Yes, this concept applies to start-ups, not only to big corporates. You don’t need to have a person dedicated to planning, but without engaging in this process, you will find yourself hiring the wrong people, at the wrong time and wasting your (limited) funds for nothing, often leaving you feeling as if you are throwing your money to the bin. Starting to recruit (writing PDs, adverts and interviewing candidates) without engaging in workforce planning first is a recipe for failure!
What is Workforce Planning?
Workforce planning is a short, essential process to ensure that your start-up has:
- The right people (skills, competencies and culture)
- In the right positions
- At the right time
- At the right price / cost
- Ready to execute the business strategy
Sounds scarier than what it actually is, right? Ultimately, it's all about people management.
Why Should You Spend Time on Workforce Planning?
Only by conducting workforce planning prior to recruiting people, you are able to achieve the following:
- Understand which roles you need: what roles you need to be able to fulfil the strategy and how to structure those roles.
- Attract and hire the right people: those with the skills needed to perform the role at the right time; those that are motivated to join the journey and will stay despite uncertainties and difficulties during the start-up rollercoaster.
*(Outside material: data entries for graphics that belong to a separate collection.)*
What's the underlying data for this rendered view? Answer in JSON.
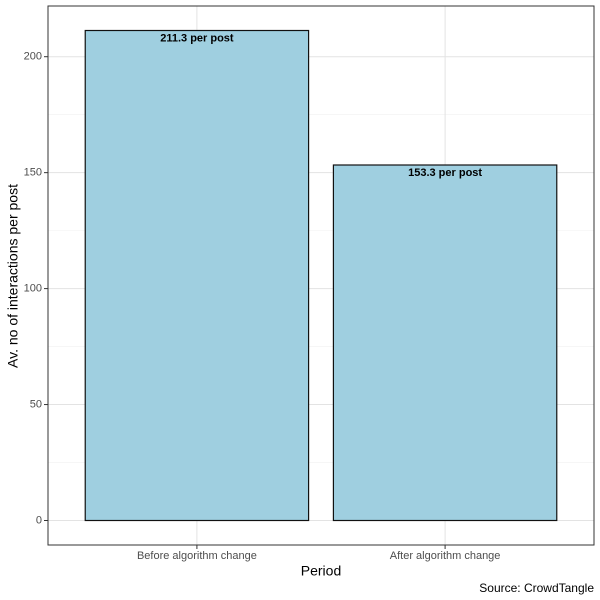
{
  "chart_data": {
    "type": "bar",
    "categories": [
      "Before algorithm change",
      "After algorithm change"
    ],
    "values": [
      211.3,
      153.3
    ],
    "value_labels": [
      "211.3 per post",
      "153.3 per post"
    ],
    "color": "#9fcfe0",
    "x_label": "Period",
    "y_label": "Av. no of interactions per post",
    "caption": "Source: CrowdTangle",
    "ylim": [
      -10.565,
      221.865
    ],
    "yticks": [
      0,
      50,
      100,
      150,
      200
    ],
    "minor_yticks": [
      25,
      75,
      125,
      175
    ],
    "grid": true
  }
}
- Meeting deadlines: by understanding the capabilities of your current team, you are able to reallocate responsibilities and recruit those that have skills that are currently missing in the start-up and are crucial for future success. Having the right number of employees, with the right skills, at the right time to deliver any given project is crucial to your success.
- Ensuring positive culture: when recruiting under time pressure (because the position was really meant to be filled two months before you started the recruitment process), the first intuitive decision we often take is to make some shortcuts and compromises. This is exactly how you end up hiring the wrong people culturally, which then affects the entire team.
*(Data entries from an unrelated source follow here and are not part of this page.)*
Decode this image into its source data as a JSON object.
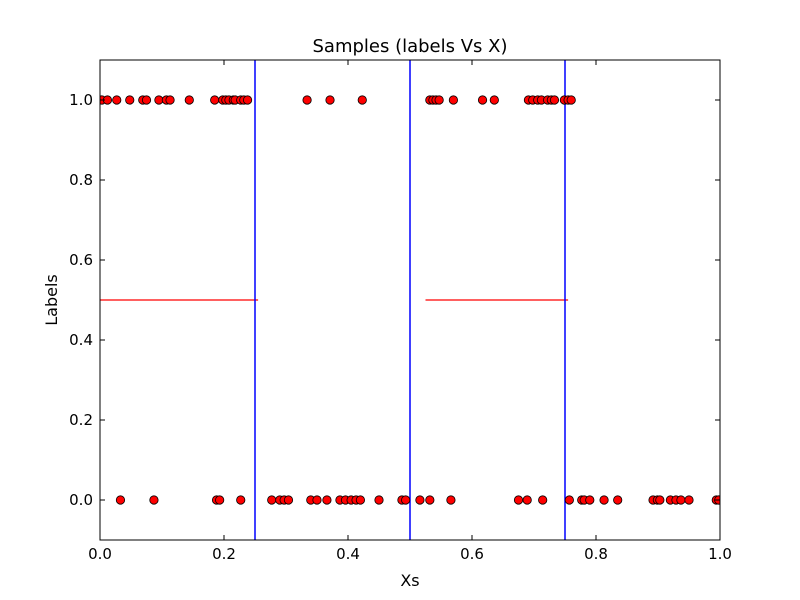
{
  "chart_data": {
    "type": "scatter",
    "title": "Samples (labels Vs X)",
    "xlabel": "Xs",
    "ylabel": "Labels",
    "xlim": [
      0.0,
      1.0
    ],
    "ylim": [
      -0.1,
      1.1
    ],
    "xticks": [
      "0.0",
      "0.2",
      "0.4",
      "0.6",
      "0.8",
      "1.0"
    ],
    "yticks": [
      "0.0",
      "0.2",
      "0.4",
      "0.6",
      "0.8",
      "1.0"
    ],
    "grid": false,
    "colors": {
      "points": "#ff0000",
      "vlines": "#0000ff",
      "hlines": "#ff0000"
    },
    "points_label_1": [
      0.003,
      0.012,
      0.027,
      0.048,
      0.069,
      0.075,
      0.095,
      0.107,
      0.113,
      0.144,
      0.185,
      0.198,
      0.203,
      0.208,
      0.215,
      0.218,
      0.227,
      0.232,
      0.238,
      0.334,
      0.371,
      0.423,
      0.532,
      0.537,
      0.542,
      0.547,
      0.57,
      0.617,
      0.636,
      0.691,
      0.698,
      0.706,
      0.712,
      0.722,
      0.728,
      0.733,
      0.749,
      0.755,
      0.76
    ],
    "points_label_0": [
      0.033,
      0.087,
      0.188,
      0.193,
      0.227,
      0.277,
      0.29,
      0.297,
      0.304,
      0.34,
      0.35,
      0.366,
      0.387,
      0.396,
      0.405,
      0.413,
      0.42,
      0.45,
      0.487,
      0.493,
      0.516,
      0.532,
      0.566,
      0.675,
      0.689,
      0.714,
      0.757,
      0.777,
      0.781,
      0.79,
      0.813,
      0.835,
      0.892,
      0.899,
      0.903,
      0.92,
      0.929,
      0.937,
      0.95,
      0.994,
      0.998
    ],
    "vertical_lines_x": [
      0.25,
      0.5,
      0.75
    ],
    "horizontal_segments": [
      {
        "y": 0.5,
        "x_start": 0.0,
        "x_end": 0.255
      },
      {
        "y": 0.5,
        "x_start": 0.525,
        "x_end": 0.755
      }
    ]
  }
}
- Clients and stakeholders love you: having no employees to service your clients or having turnover of employees that deal with clients significantly reduces their satisfaction. Overstressed employees (due to overload or turnover of their colleagues) project their dissatisfaction outside the organisation (even when they don’t mean to).
What Workforce Planning For Start-ups Should Include
- Business Strategy: including future growth, deliverables and revenues.
- Skills Analysis: understand the skills and capabilities of current talent and determine skills gap, (what skills will you need in order to achieve the company goals and by when?). This analysis includes both technical and soft skills (such as leadership).
- Future Structure: establish the number of potential future open vacancies, who can take new roles and what the future structure will look like to ensure successful strategy execution on time.
- Talent Retention: when you plan your workforce in advance and offer core team members promotions and / or new challenges in accordance with the plan (and not reactively), they are more likely to stay with your start-up, even in difficult times.
- Recruitment plan: When should you be starting the recruitment for each position? What are your sourcing options? How are you going to attract the right talent? How are you going to support the new employees to become productive on time?
Conducting workforce planning should be done periodically, as you review your start-up strategy. Changes in direction and reaching special milestones need to be followed by this short and essential process.
To sum up, transactional HR, especially in start-ups, does not support growth. Without workforce planning, no transactional recruitment will deliver the right people with the right skills at the right time. You can continue paying for transactional HR services, but is this really where your money needs to go to? Start planning your workforce and you will get the results you are really looking for.